The Pros and Cons of Rent To Own Real Estate in Middletown, Dayton, or Cincinnati

Rent To Own Real Estate

Not every home buyer is in the position to qualify for a traditional mortgage loan. There are many reasons that could lead to a mortgage decline, such as a previous bankruptcy. This is not always an indication of future mortgage paying ability. If you are looking for a home to buy in Middletown, Dayton, or Cincinnati and don’t qualify for traditional lending programs, renting to own is a good option. As with any method of financial investment, consider the pros and cons of rent to own real estate in Middletown, Dayton, or Cincinnati.

Pro: Getting Property 

Problems with qualifying for a mortgage could range from one major derogatory item to debt-to-income ratios not meeting the standards of traditional lenders. A rent to own scenario allows the homebuyer to get into the home without concerns of bank qualifications.

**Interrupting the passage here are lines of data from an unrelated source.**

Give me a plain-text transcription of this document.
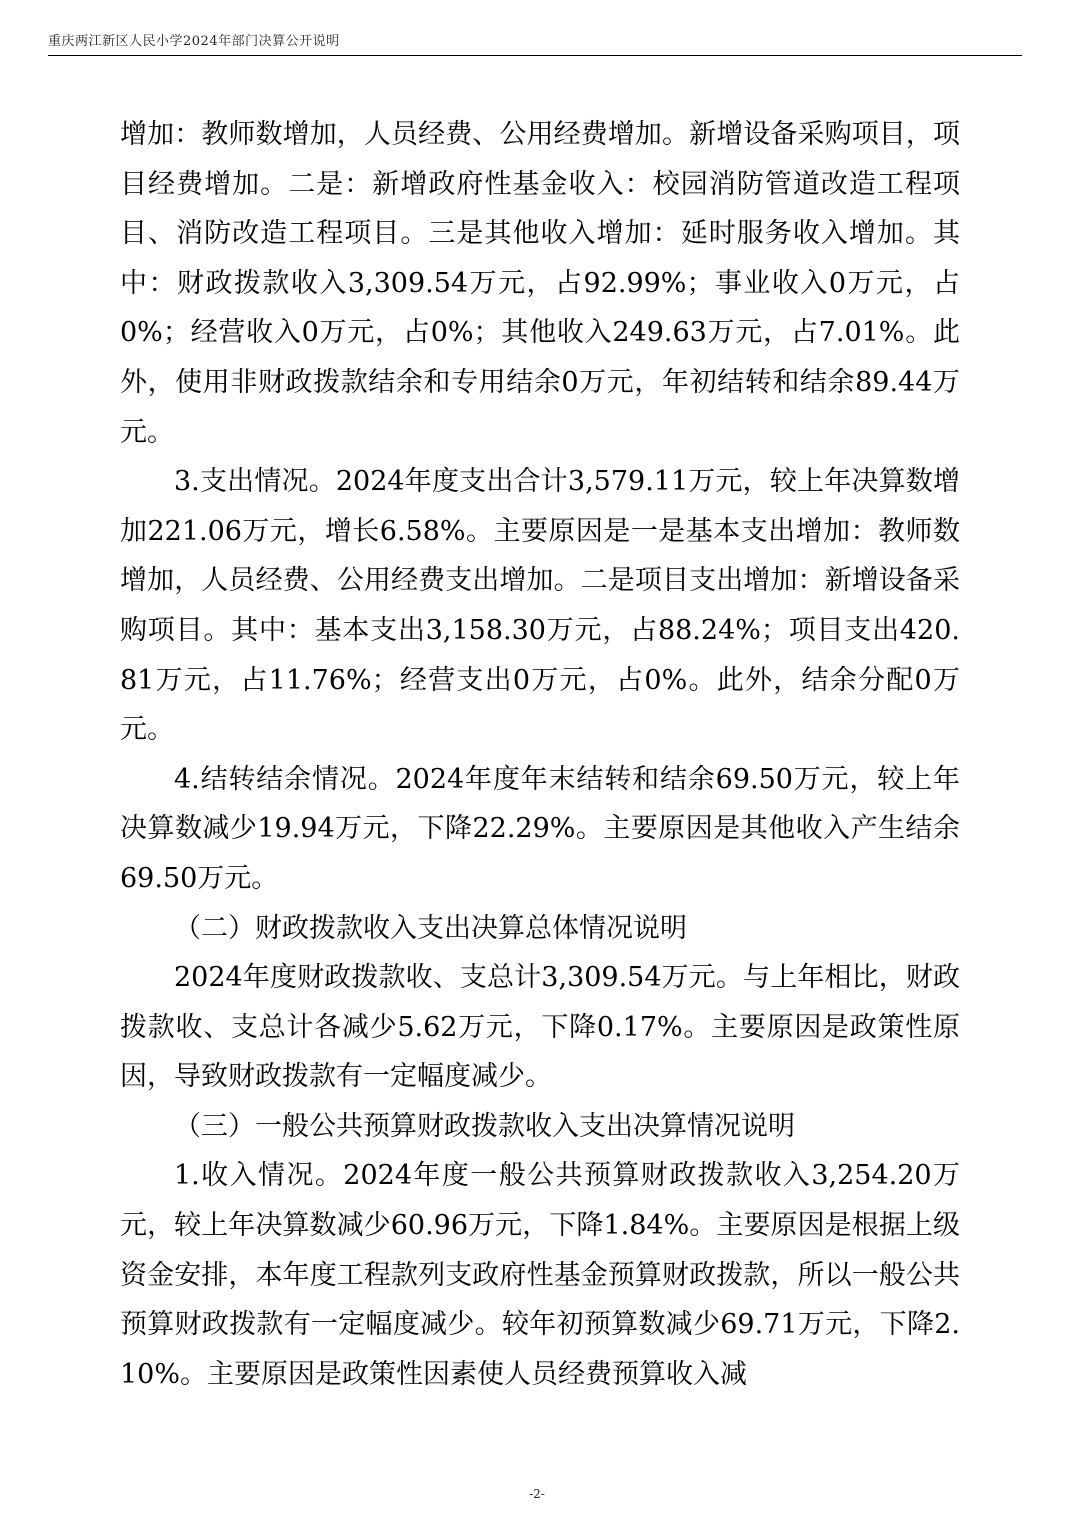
重庆两江新区人民小学2024年部门决算公开说明

增加：教师数增加，人员经费、公用经费增加。新增设备采购项目，项目经费增加。二是：新增政府性基金收入：校园消防管道改造工程项目、消防改造工程项目。三是其他收入增加：延时服务收入增加。其中：财政拨款收入3,309.54万元，占92.99%；事业收入0万元，占0%；经营收入0万元，占0%；其他收入249.63万元，占7.01%。此外，使用非财政拨款结余和专用结余0万元，年初结转和结余89.44万元。

3.支出情况。2024年度支出合计3,579.11万元，较上年决算数增加221.06万元，增长6.58%。主要原因是一是基本支出增加：教师数增加，人员经费、公用经费支出增加。二是项目支出增加：新增设备采购项目。其中：基本支出3,158.30万元，占88.24%；项目支出420.81万元，占11.76%；经营支出0万元，占0%。此外，结余分配0万元。

4.结转结余情况。2024年度年末结转和结余69.50万元，较上年决算数减少19.94万元，下降22.29%。主要原因是其他收入产生结余69.50万元。

（二）财政拨款收入支出决算总体情况说明

2024年度财政拨款收、支总计3,309.54万元。与上年相比，财政拨款收、支总计各减少5.62万元，下降0.17%。主要原因是政策性原因，导致财政拨款有一定幅度减少。

（三）一般公共预算财政拨款收入支出决算情况说明

1.收入情况。2024年度一般公共预算财政拨款收入3,254.20万元，较上年决算数减少60.96万元，下降1.84%。主要原因是根据上级资金安排，本年度工程款列支政府性基金预算财政拨款，所以一般公共预算财政拨款有一定幅度减少。较年初预算数减少69.71万元，下降2.10%。主要原因是政策性因素使人员经费预算收入减

-2-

The seller might run a credit check and do a basic review of cash flow and credit history, but the transaction is more like a rental agreement with an option to buy at a later date for a designated price. The buyer gets in the property and knows what is required to exercise his option. The seller has someone paying rent, usually at a higher than normal rate paid toward to price of the home and a set sale price in the future.

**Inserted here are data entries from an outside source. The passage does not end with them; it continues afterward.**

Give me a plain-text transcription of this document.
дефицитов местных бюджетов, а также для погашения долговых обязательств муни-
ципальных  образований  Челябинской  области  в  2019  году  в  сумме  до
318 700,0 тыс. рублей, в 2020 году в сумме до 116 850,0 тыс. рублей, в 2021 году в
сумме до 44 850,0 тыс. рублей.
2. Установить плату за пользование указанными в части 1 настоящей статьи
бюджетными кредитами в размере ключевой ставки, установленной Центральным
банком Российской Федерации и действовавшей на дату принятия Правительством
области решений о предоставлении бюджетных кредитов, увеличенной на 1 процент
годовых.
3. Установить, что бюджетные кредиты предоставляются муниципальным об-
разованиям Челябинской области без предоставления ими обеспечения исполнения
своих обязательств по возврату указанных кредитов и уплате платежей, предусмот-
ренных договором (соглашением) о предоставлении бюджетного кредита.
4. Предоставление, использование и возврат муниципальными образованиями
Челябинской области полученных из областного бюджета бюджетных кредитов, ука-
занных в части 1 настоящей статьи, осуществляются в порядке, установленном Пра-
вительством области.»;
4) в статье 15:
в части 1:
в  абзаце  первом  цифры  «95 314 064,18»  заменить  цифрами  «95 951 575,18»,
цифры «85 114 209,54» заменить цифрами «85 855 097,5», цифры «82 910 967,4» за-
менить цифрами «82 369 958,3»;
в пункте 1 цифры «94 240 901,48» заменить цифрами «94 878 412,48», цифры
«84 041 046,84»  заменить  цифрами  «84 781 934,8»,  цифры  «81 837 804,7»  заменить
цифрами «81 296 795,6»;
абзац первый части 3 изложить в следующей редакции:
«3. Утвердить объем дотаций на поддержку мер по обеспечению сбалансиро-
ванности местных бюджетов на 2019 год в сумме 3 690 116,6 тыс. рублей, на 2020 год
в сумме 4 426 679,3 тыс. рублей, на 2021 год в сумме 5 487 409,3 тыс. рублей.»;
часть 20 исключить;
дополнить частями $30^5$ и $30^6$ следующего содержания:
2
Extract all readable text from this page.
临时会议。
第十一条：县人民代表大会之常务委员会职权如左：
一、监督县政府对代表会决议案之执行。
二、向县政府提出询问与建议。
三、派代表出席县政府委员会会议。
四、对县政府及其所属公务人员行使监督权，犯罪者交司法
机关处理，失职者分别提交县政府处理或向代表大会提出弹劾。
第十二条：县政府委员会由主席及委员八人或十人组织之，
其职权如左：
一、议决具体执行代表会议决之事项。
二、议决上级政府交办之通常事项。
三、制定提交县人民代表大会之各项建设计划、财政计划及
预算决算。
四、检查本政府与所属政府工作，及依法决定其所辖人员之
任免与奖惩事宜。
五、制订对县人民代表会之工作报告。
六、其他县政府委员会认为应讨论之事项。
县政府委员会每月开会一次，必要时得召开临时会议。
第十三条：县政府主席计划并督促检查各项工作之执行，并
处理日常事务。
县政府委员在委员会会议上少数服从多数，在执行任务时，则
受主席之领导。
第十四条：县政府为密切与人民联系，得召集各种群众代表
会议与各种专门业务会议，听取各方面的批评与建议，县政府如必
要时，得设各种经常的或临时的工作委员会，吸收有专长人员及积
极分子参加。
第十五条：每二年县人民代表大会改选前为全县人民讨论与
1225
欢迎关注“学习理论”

Con: Potential Option Expiration

For the buyer, the rent to own scenario starts a time clock on getting his financing in order. The seller is not financing the deal indefinitely. In fact, most rent to own scenarios are for five years or less. The buyer must have a down payment, the money for rent and then has to come up with traditional financing to exercise the buy price set in the contract.

While this gives the buyer time to get his credit in order, it does mean that the option could expire without the buyer being able to exercise it. If he can’t come up with the financing, he is out of luck. The seller may renegotiate based on current market conditions or ask the tenant to vacate. The seller has not lost much since he has received a down payment and higher rents in the process. He must now decide what to do with the property upon expiration of the contract option.

Pro: Set Pricing

When a rent to own contract is made, the terms of the purchase are set. This means the buyer has a clear understanding of what he needs to do in order to qualify for the financing necessary. This works well for a seller who is able to negotiate a higher price at a future date. This protects him in the event that the property value goes down. Should the fair market price go down at the time of the purchase option date, the buyer has the opportunity to decide if they still want to proceed with exercising the option. If they don’t, the can walk away from the deal or try to renegotiate a new contract with the seller.

Con: Market Fluctuation

Not knowing what the market will do is always an area of uncertainty. The rent to own real estate contract typically factors a specific future market price based on current values and trends. With that said, there are many factors that can lead to rapid changes in market values. This could potentially expose the buyer to paying a premium rent price and down payment for a home valued less than the option price defines. This could pose a problem with traditional financing when the appraisal is lower than the bank desires for the loan. Sellers are also left with a bit of exposure if the market soars with the option price set lower.